5- Türkiye'nin ve Türk milletinin Venezuela'ya yönelik tavrını nasıl değerlendiriyorsunuz? Ayrıca bazı neoliberal gazetecilerin Amerikancı tavrını nereye koymak gerek?
Türkiye halkı yarım asır Küba’yı desteklediği gibi yıllardır daima Venezuela ve Bolivarcıların yanında oldu. Bu açıdan değişen bir şey yok. Fakat Türk hükümetinin Venezuela’ya desteği yeni bir durum. 1950 sonrası Türk devleti bu tarz karşılaşmalarda emperyalizme doğrudan tavır almıyordu. İlk kez bir cepheleşmede bu kadar açık yerini belirledi. Trump’un güvenlik politikalarını belirleyen John Bolton 30 Ocakta gerçekleştirdiği basın açıklaması sırasında Türkiye’yi Küba, Rusya, Çin ve Meksika ile “Kızıl Ülkeler” olarak renklendirilmiş bir haritada sergiledi. Bu harita Türkiye’nin dünya jeostratejisi içindeki yerini göstermektedir. Bu durum Türkiye’nin Atlantik İttifakından koptuğunun resmidir.

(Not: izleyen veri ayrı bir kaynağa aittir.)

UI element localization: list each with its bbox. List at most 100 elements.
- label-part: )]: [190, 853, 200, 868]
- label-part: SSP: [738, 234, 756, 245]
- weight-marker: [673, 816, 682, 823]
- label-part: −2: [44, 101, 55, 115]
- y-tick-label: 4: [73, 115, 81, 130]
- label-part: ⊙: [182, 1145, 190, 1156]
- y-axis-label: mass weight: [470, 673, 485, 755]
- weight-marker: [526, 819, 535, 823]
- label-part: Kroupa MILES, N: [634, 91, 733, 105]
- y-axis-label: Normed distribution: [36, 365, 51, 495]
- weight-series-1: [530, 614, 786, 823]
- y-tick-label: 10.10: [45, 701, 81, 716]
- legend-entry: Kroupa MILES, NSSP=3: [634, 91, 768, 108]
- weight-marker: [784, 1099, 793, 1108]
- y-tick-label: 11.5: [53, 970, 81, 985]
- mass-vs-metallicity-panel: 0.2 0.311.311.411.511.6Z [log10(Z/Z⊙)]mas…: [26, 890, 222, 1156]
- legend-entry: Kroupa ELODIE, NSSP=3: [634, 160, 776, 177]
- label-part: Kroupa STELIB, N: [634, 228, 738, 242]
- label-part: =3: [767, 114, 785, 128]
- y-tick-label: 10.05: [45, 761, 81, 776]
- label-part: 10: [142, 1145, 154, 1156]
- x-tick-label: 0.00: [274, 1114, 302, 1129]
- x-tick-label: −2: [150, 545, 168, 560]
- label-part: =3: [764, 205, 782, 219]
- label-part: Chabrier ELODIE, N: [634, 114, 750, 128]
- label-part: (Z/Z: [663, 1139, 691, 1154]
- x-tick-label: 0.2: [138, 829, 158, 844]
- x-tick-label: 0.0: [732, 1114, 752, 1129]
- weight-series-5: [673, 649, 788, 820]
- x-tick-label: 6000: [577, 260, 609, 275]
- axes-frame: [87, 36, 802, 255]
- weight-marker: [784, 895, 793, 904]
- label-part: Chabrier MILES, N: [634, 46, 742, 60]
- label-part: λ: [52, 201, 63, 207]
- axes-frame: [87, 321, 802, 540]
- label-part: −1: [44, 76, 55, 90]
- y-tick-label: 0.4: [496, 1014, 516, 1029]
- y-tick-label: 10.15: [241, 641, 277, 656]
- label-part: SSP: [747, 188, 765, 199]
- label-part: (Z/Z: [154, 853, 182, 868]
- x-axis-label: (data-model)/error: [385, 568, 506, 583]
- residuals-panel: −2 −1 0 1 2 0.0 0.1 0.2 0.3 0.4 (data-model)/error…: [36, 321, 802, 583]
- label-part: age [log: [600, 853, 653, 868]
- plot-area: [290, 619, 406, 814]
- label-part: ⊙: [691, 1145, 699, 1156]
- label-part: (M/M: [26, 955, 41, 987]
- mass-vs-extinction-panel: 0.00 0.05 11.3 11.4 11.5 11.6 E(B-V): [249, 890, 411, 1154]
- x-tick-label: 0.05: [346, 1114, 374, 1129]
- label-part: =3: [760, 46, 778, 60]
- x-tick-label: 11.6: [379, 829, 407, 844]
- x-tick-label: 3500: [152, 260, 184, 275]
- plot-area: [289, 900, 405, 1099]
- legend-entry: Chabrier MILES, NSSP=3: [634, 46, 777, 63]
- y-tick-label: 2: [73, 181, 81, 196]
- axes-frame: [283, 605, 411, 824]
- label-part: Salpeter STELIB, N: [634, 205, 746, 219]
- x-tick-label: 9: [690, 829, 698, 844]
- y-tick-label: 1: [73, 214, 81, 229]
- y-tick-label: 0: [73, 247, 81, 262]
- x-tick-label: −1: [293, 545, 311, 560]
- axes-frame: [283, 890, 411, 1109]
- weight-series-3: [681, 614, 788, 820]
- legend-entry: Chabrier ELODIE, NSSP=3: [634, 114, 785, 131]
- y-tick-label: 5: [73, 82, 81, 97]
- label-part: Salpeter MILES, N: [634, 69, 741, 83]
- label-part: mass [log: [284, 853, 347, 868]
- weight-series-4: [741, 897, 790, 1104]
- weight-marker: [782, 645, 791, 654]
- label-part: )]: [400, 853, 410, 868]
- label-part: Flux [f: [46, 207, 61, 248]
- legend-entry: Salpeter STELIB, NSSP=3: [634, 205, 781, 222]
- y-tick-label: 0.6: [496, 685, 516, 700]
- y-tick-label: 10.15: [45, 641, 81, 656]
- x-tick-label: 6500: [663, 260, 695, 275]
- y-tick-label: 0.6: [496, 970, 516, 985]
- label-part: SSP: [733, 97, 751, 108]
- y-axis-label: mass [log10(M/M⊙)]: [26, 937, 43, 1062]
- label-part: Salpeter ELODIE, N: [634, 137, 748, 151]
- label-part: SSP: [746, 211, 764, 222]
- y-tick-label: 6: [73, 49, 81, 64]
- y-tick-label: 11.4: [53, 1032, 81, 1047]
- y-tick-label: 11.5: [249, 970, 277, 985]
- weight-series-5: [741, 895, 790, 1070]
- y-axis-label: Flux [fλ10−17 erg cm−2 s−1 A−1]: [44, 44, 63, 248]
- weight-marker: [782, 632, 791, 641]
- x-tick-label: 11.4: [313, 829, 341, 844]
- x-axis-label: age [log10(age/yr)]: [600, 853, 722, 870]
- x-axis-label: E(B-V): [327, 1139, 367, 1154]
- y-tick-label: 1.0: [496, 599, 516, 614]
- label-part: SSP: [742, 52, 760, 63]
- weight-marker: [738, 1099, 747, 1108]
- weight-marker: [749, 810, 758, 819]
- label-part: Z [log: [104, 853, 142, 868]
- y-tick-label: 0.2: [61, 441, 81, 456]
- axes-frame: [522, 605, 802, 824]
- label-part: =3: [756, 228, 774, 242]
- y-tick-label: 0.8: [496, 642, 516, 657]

Türk hükümeti Venezuela konusunda hiç olmadığı kadar tutarlıdır. Öncelikle ABD’nin emperyalist müdahalesini reddederek Venezuela ulusunun egemenlik hakkını savunmaktadır. İkincisi bu ülkeye insani yardım göndererek halkına yardımcı olmaktadır. Üçüncüsü AB’nin Juan Guaido’ya verdiği desteğin bir iç savaşa yol açabileceği uyarısını yaparak barıştan yana tavır almaktadır. Bununla beraber Türk hükümeti ülkedeki sorunları da reddetmiyor.
Sonuç olarak bu dayanışmasıyla Türkiye insanlık tarihinin onurlu sayfalarında adını altın harflerle yazdırıyor. Türk bağımsızlığı geçmişte Müslüman dünyaya cesaret vermişti. Şimdi Latin Amerikalılara güç veriyor. Milletimizle ne kadar gurur duysak azdır.